Sunday, April 24, 2016

Medieval Food Assignment

    Well, here it is. My assignment. For this assignment, I had to cook a Medieval European meal. Not by myself, of course. I had a group working with me. I won’t specify their names, but yeah. Here’s all the info about what I cooked for my part. For this assignment, I made mashed parsnips.
 
One more thing; images don't work no matter what I do.
 I submitted them via Edmodo.


Oh, and I took inspiration for my cooking from this video: http://youtu.be/oU2iwwui7y0
(seriously, check this guy out.)
I didn’t exactly use his recipe, but I did my own version of it.


Ingredients I Used:


  • 1 parsnip
  • A pinch of parsley
  • My time and patience
  • Some milk (to soften the parsnip)


    First, I peeled the parsnip. Simple. I like simple. While I was peeling it, I had this weird urge to just take a sliver off and eat it. It smelled really good, too; it smelled like ginger and carrots fused together. Kind of weird, but good. I would have it as a perfume or an air freshener if I could. Moving on.
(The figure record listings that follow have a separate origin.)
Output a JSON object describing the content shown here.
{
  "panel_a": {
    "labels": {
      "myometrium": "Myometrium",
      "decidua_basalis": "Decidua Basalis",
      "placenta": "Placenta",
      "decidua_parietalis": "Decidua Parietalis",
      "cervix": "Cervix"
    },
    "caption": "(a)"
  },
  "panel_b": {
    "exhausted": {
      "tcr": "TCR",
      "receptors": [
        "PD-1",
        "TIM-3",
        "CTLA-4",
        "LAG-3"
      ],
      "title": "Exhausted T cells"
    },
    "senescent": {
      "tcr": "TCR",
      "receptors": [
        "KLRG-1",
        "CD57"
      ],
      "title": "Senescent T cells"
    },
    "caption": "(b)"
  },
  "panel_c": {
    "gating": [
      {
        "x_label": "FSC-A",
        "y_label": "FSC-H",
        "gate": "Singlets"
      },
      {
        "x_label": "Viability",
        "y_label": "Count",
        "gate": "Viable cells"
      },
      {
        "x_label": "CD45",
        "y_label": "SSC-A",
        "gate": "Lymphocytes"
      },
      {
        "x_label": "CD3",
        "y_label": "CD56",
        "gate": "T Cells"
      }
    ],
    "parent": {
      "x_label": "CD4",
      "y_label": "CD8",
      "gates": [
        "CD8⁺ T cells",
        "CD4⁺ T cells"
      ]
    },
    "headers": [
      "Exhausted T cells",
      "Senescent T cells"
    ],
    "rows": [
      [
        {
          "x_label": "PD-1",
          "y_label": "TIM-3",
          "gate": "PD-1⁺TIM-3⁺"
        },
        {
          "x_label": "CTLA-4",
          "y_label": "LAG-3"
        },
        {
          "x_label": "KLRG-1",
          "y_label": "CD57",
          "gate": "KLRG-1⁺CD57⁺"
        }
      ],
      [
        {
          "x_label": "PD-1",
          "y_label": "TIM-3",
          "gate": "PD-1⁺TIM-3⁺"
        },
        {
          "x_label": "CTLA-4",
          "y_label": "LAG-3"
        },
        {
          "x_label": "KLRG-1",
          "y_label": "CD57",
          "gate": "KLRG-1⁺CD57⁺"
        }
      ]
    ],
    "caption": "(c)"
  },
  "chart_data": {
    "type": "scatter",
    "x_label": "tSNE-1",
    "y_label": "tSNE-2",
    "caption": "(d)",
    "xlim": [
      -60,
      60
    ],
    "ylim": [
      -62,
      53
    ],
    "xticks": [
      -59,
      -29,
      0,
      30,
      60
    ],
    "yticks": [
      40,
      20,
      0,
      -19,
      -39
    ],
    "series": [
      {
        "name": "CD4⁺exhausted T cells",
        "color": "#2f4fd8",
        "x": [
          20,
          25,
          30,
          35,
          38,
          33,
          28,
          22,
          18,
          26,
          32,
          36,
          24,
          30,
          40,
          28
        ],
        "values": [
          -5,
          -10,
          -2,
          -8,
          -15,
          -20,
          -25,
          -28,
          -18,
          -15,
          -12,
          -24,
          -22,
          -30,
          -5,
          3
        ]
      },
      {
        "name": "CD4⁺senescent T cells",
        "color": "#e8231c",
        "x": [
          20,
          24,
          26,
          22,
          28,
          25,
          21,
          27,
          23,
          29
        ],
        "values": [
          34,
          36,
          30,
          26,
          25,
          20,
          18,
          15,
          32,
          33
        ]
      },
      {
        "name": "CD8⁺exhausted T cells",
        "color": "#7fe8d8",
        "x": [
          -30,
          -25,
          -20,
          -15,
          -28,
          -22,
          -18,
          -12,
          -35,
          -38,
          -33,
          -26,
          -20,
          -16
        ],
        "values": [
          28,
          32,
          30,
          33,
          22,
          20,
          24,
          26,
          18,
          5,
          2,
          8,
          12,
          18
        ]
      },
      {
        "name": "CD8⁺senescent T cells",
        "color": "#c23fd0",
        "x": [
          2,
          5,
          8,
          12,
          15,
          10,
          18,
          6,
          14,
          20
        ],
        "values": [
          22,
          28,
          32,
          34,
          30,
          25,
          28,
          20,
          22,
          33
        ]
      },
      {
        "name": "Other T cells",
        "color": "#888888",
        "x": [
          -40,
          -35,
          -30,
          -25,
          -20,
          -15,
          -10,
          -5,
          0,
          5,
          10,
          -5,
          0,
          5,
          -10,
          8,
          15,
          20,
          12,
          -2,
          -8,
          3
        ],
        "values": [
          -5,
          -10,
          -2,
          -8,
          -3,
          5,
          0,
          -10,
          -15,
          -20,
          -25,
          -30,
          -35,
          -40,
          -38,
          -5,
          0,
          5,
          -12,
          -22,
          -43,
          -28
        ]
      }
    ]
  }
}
    Afterwards I threw it in my small oven. Metaphorically. I actually covered a rectangular pan in tin foil and placed the peeled parsnip on top. I then pushed it in, closed the oven, and set it to 350 degrees fahrenheit. I left it in there for a good 15 minutes before taking it out. Yes, I took it out while it was scalding hot.


    After taking the parsnip out and burning my perfectly good hands, I took a knife and cutting board out. Just to be safe, I rinsed the cutting board. I started cutting the parsnip into quarters. It was a hot and potentially dangerous experience. I could either cut myself or burn myself enough that I get some kind of burn to such degree. Luckily none of that happened, and I was left with wonderfully cut parsnips.


    I threw all the pieces in a pot. I set the stove to medium and threw in some milk. I didn’t add too much, though; which I regret doing. I covered the pot and waited for at least 20 minutes. After taking the pot cover off, I was greeted by a rather unpleasant sight. Some of the milk had burnt. The smoke detector was going off and there was an odor in the air. In a frenzy, I turned the built-in fan on and opened the sliding glass door (which led to the backyard) to let some air in. It did the trick.

    After that crazy frenzy, I started mashing the parsnips. Or at least I tried to. The bits just wouldn’t mash. My impatient little self didn’t want to wait anymore, so after 10 minutes of trying, I stopped completely. I grabbed a nice plate and piled the half-mashed parsnips onto it nicely. I sprinkled some parsley bits on it and around the side. Voila!

Overall, it tasted exactly what it smelled like. Carrots and ginger. I wish I could've been more patient, though.